Some steps people can take with Scleroderma to improve their quality of life. These steps include:

· Avoid being too tired, relaxed, and rested; knowing your own limitations does not mean that you are lazy.

· Learn to control and minimize stress.

· Eat a balanced diet and maintain a normal weight.

· Practicing good hygiene habits, especially skin, teeth, gums, and legs (including wearing soft, comfortable shoes).

One of the benchmarks, mentioned earlier, is to avoid smoking. The health risks of smoking are notorious but often overlooked. It is very dangerous for people with scleroderma because it can have an effect on blood circulation and lung function.

· The Emotional Aspects of Scleroderma

A person’s general reaction when told has a disease like Scleroderma is why me?
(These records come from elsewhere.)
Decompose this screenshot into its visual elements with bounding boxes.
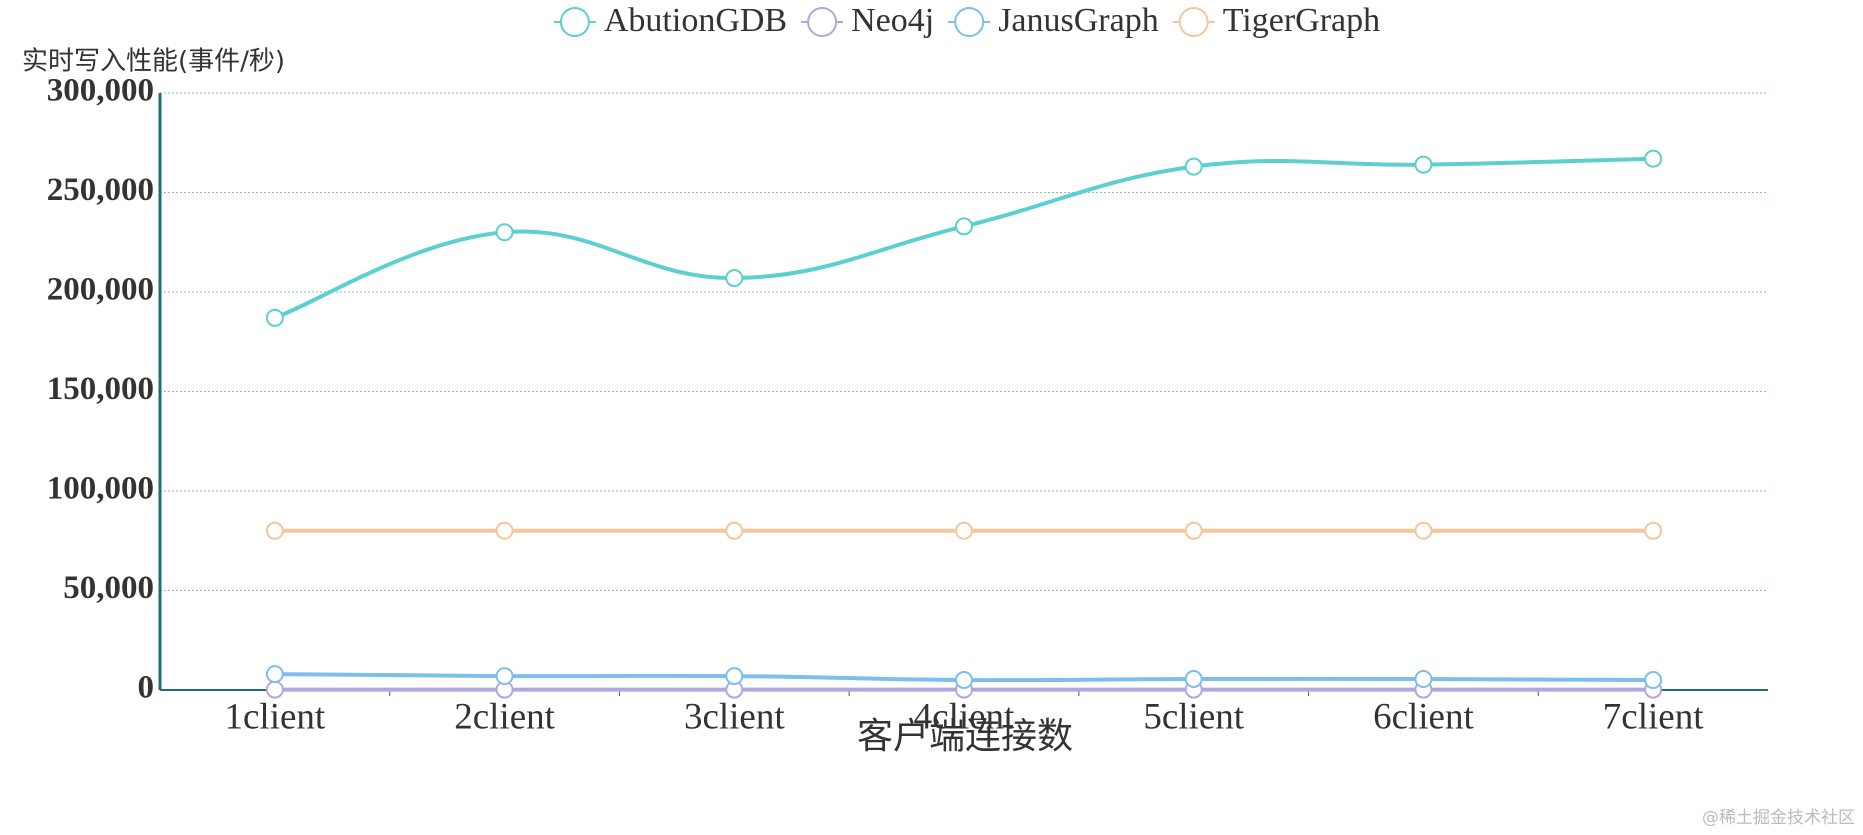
series-line xyxy=(274,156,1654,320)
data-point xyxy=(1414,155,1433,174)
data-point xyxy=(1184,157,1203,176)
y-tick-label: 200,000 xyxy=(47,272,154,308)
data-point xyxy=(495,667,514,686)
x-tick-label: 7client xyxy=(1603,696,1704,737)
data-point xyxy=(1644,521,1663,540)
x-tick-label: 2client xyxy=(454,696,555,737)
data-point xyxy=(1414,521,1433,540)
legend-marker xyxy=(559,7,590,37)
data-point xyxy=(955,671,973,690)
data-point xyxy=(265,521,284,540)
data-point xyxy=(1644,149,1663,168)
data-point xyxy=(725,269,744,288)
data-point xyxy=(495,223,514,242)
watermark: @稀土掘金技术社区 xyxy=(1702,808,1855,828)
data-point xyxy=(725,521,744,540)
x-axis-label: 客户端连接数 xyxy=(857,716,1073,757)
legend-label: TigerGraph xyxy=(1223,2,1380,39)
legend-marker xyxy=(1178,7,1209,37)
y-tick-label: 250,000 xyxy=(47,172,154,208)
y-tick-label: 0 xyxy=(138,670,155,706)
legend-label: Neo4j xyxy=(851,2,934,39)
data-point xyxy=(725,667,744,686)
data-point xyxy=(1184,670,1203,689)
legend-marker xyxy=(807,7,838,37)
legend: AbutionGDB Neo4j JanusGraph TigerGraph xyxy=(553,2,1380,39)
data-point xyxy=(495,521,514,540)
y-axis-label: 实时写入性能(事件/秒) xyxy=(22,47,285,77)
data-point xyxy=(1414,670,1433,689)
x-tick-label: 3client xyxy=(684,696,785,737)
data-point xyxy=(1184,521,1203,540)
x-tick-label: 1client xyxy=(225,696,326,737)
x-tick-label: 6client xyxy=(1373,696,1474,737)
data-point xyxy=(265,665,284,684)
y-tick-label: 150,000 xyxy=(47,371,154,407)
x-tick-label: 4client xyxy=(914,696,1015,737)
data-point xyxy=(1644,671,1663,690)
legend-marker xyxy=(954,7,985,37)
x-tick-label: 5client xyxy=(1143,696,1244,737)
data-point xyxy=(955,521,973,540)
data-point xyxy=(955,217,973,236)
data-point xyxy=(265,308,284,327)
data-point xyxy=(265,680,284,699)
y-tick-label: 100,000 xyxy=(47,471,154,507)
y-tick-label: 300,000 xyxy=(47,73,154,109)
y-tick-label: 50,000 xyxy=(63,570,154,606)
legend-label: AbutionGDB xyxy=(604,2,787,39)
legend-label: JanusGraph xyxy=(998,2,1159,39)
A person does not carry Scleroderma into him, so there is no need to feel guilty or feel responsible for the disease.

Someone newly diagnosed with Scleroderma may feel alone and do not know where to get help. She may feel emotional reactions such as disbelief, fear, anger, denial, self-blame, or guilt, grief, sadness, or depression. Other family members may have similar feelings.

Sharing with family and friends or with others who have the same experience can be very helpful. Professional counseling can also help people with Scleroderma and their family members who have difficulty coping with feelings.
Think of yourself as a person with a life that has a future. It will help to see Scleroderma in a positive perspective and enable one to maintain a positive but realistic attitude.

· Build a Healthy and Supportive Network

Active participation in self-care is very important for people with scleroderma. Work together and communicate effectively with your doctor. The health team begins with your doctor, but may include many other health experts such as other specialists, nurses, physiotherapists and therapists and psychologists or others trained in counseling.
Family and friends can provide emotional support for people with Scleroderma, supporting them to follow recommended treatment programs and help carry out difficult activities.

Join a support group for Scleroderma, such as the one who joins the Scleroderma Foundation of Indonesia, people with Scleroderma can meet and exchange information with others who have similar problems, and to learn more about Scleroderma.

· Is there hope and help for people with Scleroderma? Firmly, YES!

There are many treatments and medications available to help people with scleroderma and many doctors are getting interested in this disease.
Researchers around the world are intensifying their efforts to discover the cause of Scleroderma, to find better treatment for prevention and treatment.

Travel Scleroderma Disease

Scleroderma has many forms and a number of different symptoms that can be seen singly or in various combinations at various times during the course of the disease. Some symptoms develop in a relatively quick time; while others take years to develop. The course of the disease is definitely unpredictable, and the prognosis will vary from individual to individual. Systemic scleroderma is a chronic illness for life. Currently there is no cure that can cure Scleroderma, but like other chronic diseases, there are many ways to control the symptoms that arise. Many people with this disease have minimal symptoms and can approach normal people.
There are times when people with Scleroderma will be free of disturbing symptoms and feel healthy for a long time (remission). Spontaneous advances may occur, especially on the skin, may soften and become more flexible after several years of treatment.